Ernest et Clémentine eurent un même mouvement.

— Ah ! oui, fit Roger avec un accent de raillerie qui les déconcerta, je vois ce que vous pensez. Vous vous dites : « Enfin ! et c’est lui-même qui l’avoue... » Pourquoi ne l’avouerais-je pas? Les fous qui ont peur de le redevenir se cachent seuls comme d’une honte du malheur de l’avoir été. Je suis bien au-dessus de ces misères... Eh bien! le second médecin de cette maison de santé était à peu près de mon âge. Nous avions quelque peu de la physionomie l’un de l’autre et une grande concordance de goûts. J’ai toujours été très porté vers les études psychologiques, et il s’en occupait beaucoup. Pendant ma convalescence, je m’y livrais, et il m’aidait de ses conseils. Depuis longtemps il était souffrant. Il mourut. A partir de sa mort, j’acquis une extrême pénétration.
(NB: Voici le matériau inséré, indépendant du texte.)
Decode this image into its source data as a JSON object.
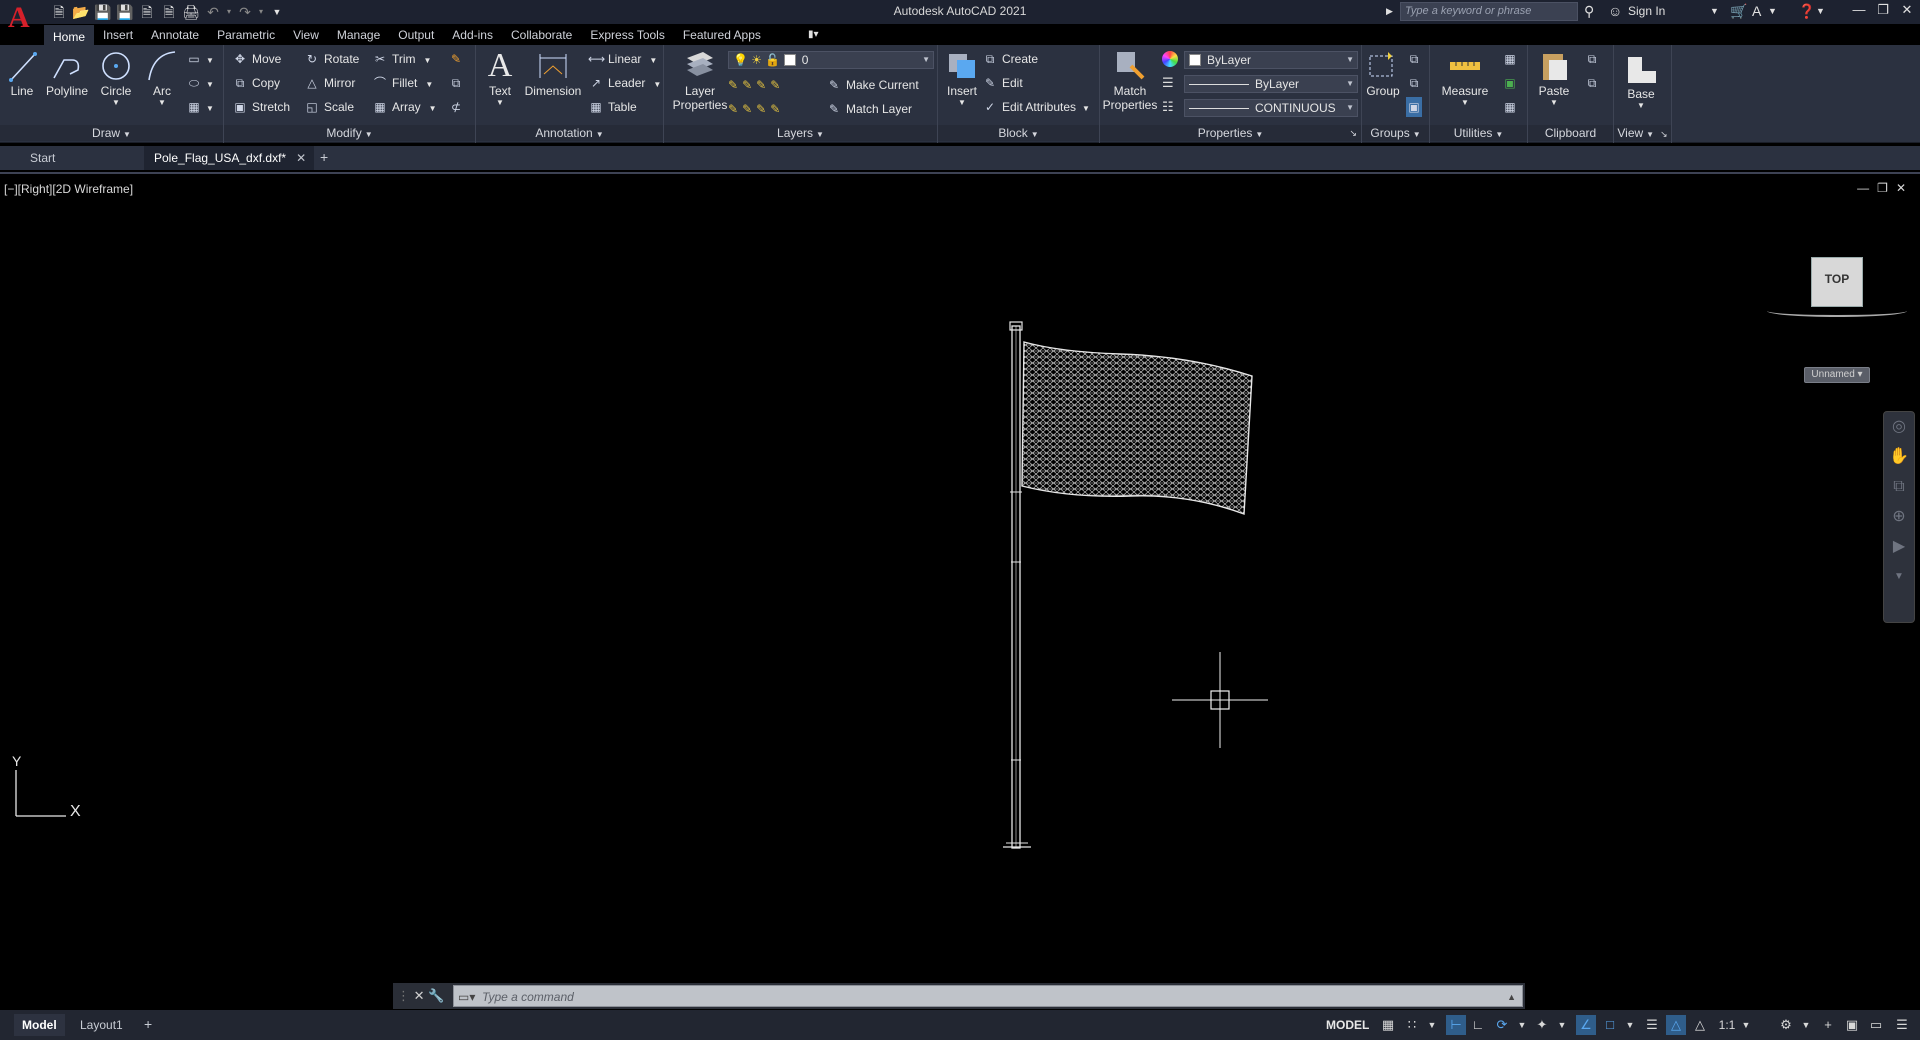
{
  "titlebar": {
    "app_title": "Autodesk AutoCAD 2021",
    "search_placeholder": "Type a keyword or phrase",
    "signin_label": "Sign In"
  },
  "ribbon_tabs": [
    "Home",
    "Insert",
    "Annotate",
    "Parametric",
    "View",
    "Manage",
    "Output",
    "Add-ins",
    "Collaborate",
    "Express Tools",
    "Featured Apps"
  ],
  "active_tab": "Home",
  "panels": {
    "draw": {
      "title": "Draw",
      "big_buttons": [
        "Line",
        "Polyline",
        "Circle",
        "Arc"
      ]
    },
    "modify": {
      "title": "Modify",
      "buttons": [
        "Move",
        "Rotate",
        "Trim",
        "Copy",
        "Mirror",
        "Fillet",
        "Stretch",
        "Scale",
        "Array"
      ]
    },
    "annotation": {
      "title": "Annotation",
      "big_buttons": [
        "Text",
        "Dimension"
      ],
      "buttons": [
        "Linear",
        "Leader",
        "Table"
      ]
    },
    "layers": {
      "title": "Layers",
      "big_button": "Layer Properties",
      "layer_value": "0",
      "buttons": [
        "Make Current",
        "Match Layer"
      ]
    },
    "block": {
      "title": "Block",
      "big_button": "Insert",
      "buttons": [
        "Create",
        "Edit",
        "Edit Attributes"
      ]
    },
    "properties": {
      "title": "Properties",
      "big_button": "Match Properties",
      "color_value": "ByLayer",
      "lineweight_value": "ByLayer",
      "linetype_value": "CONTINUOUS"
    },
    "groups": {
      "title": "Groups",
      "big_button": "Group"
    },
    "utilities": {
      "title": "Utilities",
      "big_button": "Measure"
    },
    "clipboard": {
      "title": "Clipboard",
      "big_button": "Paste"
    },
    "view": {
      "title": "View",
      "big_button": "Base"
    }
  },
  "file_tabs": {
    "start": "Start",
    "active_file": "Pole_Flag_USA_dxf.dxf*"
  },
  "viewport": {
    "label": "[−][Right][2D Wireframe]",
    "viewcube_face": "TOP",
    "wcs_label": "Unnamed",
    "ucs_y": "Y",
    "ucs_x": "X"
  },
  "command": {
    "placeholder": "Type a command"
  },
  "layout_tabs": [
    "Model",
    "Layout1"
  ],
  "status": {
    "model_label": "MODEL",
    "scale_label": "1:1"
  }
}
Les problèmes qui avaient été insolubles pour moi cessèrent de l’être, et je parvins à la découverte très importante dont je viens de vous entretenir.
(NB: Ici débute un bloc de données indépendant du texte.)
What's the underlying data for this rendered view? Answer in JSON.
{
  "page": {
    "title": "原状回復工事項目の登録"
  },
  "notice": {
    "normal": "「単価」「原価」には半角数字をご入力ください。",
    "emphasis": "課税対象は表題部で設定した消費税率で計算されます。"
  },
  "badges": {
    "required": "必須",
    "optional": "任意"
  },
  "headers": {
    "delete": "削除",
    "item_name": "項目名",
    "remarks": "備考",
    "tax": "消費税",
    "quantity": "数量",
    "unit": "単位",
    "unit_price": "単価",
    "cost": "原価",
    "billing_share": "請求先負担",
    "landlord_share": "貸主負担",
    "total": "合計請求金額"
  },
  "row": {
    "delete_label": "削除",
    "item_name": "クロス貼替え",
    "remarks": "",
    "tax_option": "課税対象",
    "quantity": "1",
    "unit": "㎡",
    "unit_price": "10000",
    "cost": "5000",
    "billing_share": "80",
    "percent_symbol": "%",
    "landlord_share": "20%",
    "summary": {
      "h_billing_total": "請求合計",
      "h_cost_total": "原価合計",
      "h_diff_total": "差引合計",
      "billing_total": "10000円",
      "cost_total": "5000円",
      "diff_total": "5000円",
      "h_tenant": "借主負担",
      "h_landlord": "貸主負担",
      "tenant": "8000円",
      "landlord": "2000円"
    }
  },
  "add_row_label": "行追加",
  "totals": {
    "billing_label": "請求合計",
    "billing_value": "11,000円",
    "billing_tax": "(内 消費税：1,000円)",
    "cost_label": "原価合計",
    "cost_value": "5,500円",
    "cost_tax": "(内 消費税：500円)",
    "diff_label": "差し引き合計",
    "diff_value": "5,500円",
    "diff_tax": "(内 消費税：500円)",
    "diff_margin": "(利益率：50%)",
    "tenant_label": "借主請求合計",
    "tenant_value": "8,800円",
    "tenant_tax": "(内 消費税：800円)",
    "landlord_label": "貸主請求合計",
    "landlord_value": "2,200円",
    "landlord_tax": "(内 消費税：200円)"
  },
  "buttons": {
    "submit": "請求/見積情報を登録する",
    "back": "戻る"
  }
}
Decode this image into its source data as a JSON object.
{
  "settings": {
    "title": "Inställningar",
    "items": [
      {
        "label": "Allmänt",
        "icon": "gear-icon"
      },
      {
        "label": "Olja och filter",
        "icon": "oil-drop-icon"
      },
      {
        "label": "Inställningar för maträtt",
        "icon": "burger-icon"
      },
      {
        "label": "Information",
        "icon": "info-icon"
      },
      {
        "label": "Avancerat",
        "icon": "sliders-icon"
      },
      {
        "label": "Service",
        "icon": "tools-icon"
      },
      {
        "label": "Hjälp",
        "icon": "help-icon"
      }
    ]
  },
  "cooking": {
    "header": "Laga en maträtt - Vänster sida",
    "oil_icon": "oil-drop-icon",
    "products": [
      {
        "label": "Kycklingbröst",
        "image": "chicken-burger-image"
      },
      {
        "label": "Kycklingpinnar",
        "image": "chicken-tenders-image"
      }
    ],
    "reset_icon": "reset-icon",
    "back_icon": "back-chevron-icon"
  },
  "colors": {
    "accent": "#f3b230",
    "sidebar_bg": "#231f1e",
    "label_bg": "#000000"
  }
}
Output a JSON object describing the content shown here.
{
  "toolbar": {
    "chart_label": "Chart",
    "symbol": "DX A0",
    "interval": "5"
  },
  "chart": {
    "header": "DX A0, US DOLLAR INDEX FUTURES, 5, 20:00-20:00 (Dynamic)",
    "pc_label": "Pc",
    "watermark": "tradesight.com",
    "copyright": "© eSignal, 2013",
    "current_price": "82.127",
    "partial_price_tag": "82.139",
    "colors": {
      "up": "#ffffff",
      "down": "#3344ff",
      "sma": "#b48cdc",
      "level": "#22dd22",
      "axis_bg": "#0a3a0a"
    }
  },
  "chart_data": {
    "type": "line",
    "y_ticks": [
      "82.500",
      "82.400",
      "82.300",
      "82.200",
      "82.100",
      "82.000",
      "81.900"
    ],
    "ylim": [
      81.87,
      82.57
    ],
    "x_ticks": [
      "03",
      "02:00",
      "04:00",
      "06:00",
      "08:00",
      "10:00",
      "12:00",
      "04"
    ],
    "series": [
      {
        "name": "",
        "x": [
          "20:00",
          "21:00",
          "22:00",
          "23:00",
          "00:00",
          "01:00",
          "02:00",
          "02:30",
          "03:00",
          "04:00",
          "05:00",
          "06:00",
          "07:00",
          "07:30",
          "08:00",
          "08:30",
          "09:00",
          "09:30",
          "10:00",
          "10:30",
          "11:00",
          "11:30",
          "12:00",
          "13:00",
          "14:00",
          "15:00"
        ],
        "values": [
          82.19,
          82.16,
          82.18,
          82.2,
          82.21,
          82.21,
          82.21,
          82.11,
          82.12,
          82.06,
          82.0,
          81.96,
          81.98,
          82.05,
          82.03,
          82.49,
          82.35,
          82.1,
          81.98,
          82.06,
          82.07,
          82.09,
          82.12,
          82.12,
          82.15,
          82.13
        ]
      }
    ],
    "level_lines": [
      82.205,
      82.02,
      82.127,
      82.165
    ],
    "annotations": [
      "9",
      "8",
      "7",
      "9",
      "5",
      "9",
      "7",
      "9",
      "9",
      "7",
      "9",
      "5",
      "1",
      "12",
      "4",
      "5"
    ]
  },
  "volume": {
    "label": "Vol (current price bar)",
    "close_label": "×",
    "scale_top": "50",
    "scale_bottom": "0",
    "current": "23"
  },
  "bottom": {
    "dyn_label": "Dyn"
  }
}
— Monsieur, répondit Ernest, qui commençait à craindre que Roger n’eût plus rien d’intéressant à dire, votre découverte a sa valeur; mais il est tard, et je ne vois pas quel rapport il y a entre elle et ce dont vous aviez à nous instruire.
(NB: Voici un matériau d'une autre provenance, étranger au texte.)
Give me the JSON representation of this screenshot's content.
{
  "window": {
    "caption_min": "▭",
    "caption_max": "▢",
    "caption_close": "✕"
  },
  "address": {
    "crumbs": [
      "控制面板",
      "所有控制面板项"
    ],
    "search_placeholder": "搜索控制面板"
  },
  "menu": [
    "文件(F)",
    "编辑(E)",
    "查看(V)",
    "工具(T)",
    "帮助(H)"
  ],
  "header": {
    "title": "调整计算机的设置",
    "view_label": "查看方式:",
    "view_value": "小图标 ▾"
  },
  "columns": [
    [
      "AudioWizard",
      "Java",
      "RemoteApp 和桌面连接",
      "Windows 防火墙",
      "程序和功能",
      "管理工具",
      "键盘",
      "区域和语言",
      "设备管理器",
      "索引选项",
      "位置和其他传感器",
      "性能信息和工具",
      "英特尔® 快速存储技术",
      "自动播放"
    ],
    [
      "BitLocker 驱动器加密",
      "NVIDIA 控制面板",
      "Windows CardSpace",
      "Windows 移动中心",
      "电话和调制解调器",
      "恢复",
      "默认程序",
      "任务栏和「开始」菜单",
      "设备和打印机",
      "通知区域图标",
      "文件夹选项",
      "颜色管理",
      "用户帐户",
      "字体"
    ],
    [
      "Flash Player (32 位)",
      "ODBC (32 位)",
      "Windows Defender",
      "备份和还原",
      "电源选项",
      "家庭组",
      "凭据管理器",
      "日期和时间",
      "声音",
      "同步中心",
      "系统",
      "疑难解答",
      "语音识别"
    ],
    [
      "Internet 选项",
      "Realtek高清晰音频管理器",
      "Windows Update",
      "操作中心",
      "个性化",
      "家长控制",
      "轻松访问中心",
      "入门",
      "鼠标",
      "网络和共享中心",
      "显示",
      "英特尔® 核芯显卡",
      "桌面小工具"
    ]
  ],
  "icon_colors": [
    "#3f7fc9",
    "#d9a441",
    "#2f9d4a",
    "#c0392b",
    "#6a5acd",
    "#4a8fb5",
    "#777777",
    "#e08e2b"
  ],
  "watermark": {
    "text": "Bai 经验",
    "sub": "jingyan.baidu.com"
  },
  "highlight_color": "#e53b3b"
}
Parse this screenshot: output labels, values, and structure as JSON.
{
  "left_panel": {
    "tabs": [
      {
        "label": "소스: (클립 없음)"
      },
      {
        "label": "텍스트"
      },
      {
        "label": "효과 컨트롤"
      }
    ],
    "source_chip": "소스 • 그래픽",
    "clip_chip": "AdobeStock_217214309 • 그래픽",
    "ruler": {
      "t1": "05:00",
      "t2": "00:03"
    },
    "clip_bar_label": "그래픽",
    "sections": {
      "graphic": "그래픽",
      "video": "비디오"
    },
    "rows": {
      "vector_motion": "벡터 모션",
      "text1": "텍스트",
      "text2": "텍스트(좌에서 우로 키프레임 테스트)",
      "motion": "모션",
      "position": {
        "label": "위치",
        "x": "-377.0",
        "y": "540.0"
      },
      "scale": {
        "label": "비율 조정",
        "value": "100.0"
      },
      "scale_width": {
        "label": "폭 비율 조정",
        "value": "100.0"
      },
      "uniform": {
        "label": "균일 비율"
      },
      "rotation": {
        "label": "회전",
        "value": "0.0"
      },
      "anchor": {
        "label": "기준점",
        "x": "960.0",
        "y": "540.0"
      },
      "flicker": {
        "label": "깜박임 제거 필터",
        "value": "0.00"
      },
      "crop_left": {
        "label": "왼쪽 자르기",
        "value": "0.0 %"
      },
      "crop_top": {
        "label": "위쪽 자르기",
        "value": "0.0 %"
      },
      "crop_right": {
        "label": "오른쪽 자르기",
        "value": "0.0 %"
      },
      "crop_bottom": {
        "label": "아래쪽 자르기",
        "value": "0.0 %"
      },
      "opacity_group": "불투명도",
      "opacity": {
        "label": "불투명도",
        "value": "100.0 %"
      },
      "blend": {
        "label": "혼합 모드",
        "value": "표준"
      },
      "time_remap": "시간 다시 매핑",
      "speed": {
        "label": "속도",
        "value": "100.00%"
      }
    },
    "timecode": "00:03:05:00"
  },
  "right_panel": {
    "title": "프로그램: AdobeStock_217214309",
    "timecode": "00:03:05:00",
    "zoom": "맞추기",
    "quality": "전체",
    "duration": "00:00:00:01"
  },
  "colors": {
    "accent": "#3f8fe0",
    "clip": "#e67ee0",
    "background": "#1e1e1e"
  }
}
— Il y en a un très grand, et vous le saisirez dans le récit que je vais vous faire à l’instant. Permettez-moi seulement d’ajouter un dernier mot au sujet de mon système. Afin d’être mieux compris, j’ai dû choisir dans la vie publique les exemples que je vous ai cités; mais le même phénomène a lieu d’une manière tout aussi absolue dans la vie privée. C’est à compter du moment où s’opère la fusion de notre âme avec une âme étrangère que notre individualité, indécise jusque-là, se dessine nettement, et que parmi les différentes routes de la vie nous en adoptons une dont nous ne dévions plus. Il s’ensuit une conséquence réellement étrange. La fusion des âmes qu’a facilitée une certaine ressemblance physique et morale entre le mort et le vivant rend cette ressemblance de visage et de caractère plus intime chaque jour. Quand surtout le vivant est le plus jeune, dès que la distance d’âge qui le séparait du mort a été franchie, l’identité s’établit entre lui et le mort. Parfois enfin, en supposant qu’ils appartiennent aux mêmes sphères sociales, la destinée du vivant a d’exactes analogies avec celle du mort telle qu’elle s’est accomplie durant le nombre d’années dont il précédait dans la vie son Sosie posthume, et qui furent ses dernières sur cette terre.